Hanania recommends that a new president, probably a Republican, eliminate this rule by executive action. He regrets—for good reasons—that President Trump did not try to act on this point until the final days of his administration, when it was far too late. Perhaps the next Republican president will act sooner and with greater dispatch. On this front, the Supreme Court has taken a long step in the right direction by eliminating the use of race in college admissions and employment policies. With this decision, the Court has shown that it is possible to unwind the unwarranted expansion of civil rights into areas that the authors of the legislation never intended it to reach.
These works complement Rufo’s book by showing that the “revolution of the 1960s” proceeded along both cultural and political tracks to bring us to the bizarre situation in which we find ourselves today, when the most extreme ideas of that decade are now judged to be commonplace in most institutions that are within reach of the federal government and the national press. The radicals’ agenda, as it turned out, was less about class or wealth or redistribution and more about race, gender, and sexual identity—to the point where these have become national obsessions. A few years ago, it was hard to see how things could get much worse. But they did.

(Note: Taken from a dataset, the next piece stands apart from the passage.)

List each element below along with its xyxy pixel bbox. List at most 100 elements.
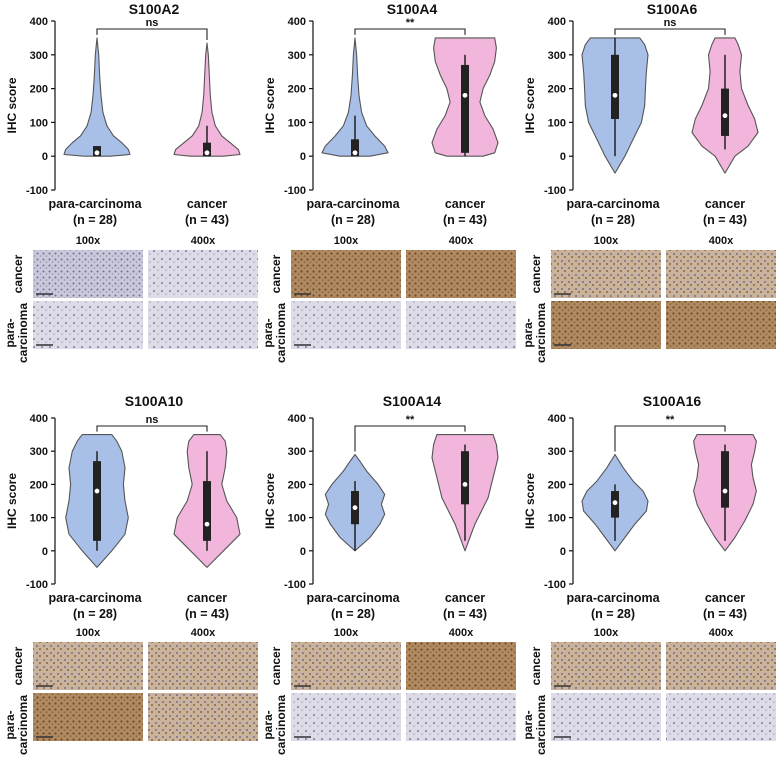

Rufo’s solution as outlined in the conclusion to his book unites these two tracks: instead of attacking the culture (the focus of his book), he proposes to unwind the agencies and bureaucracies that empower far-left doctrines.
Rufo’s book, and the others mentioned above, should shake conservatives from complacent thoughts
Rufo’s book, and the others mentioned above, should shake conservatives from complacent thoughts that events are moving in a constructive direction. They are not: things are getting worse, at least from political and cultural points of view, and will continue to do so unless conservative Americans can find a way to intervene, as they did in the 1980s. Donald Trump won the Republican primary and later the presidency in 2016 because alleged conservatives had failed to deliver on promises to support the economic and cultural interests of the middle classes. He remains popular in middle- and lower-class circles, despite indictments, because he speaks to those interests and general feelings of national decline, while many other conservatives do not. Rufo and others, without necessarily endorsing Trump or his approach, call on conservatives to come to grips with the sources of Trump’s popularity.
Does this amount to a “radical” conservatism? Perhaps, though in truth it points in the direction of a more aggressive politics than conservatives have practiced heretofore—albeit in defense of old principles newly endangered.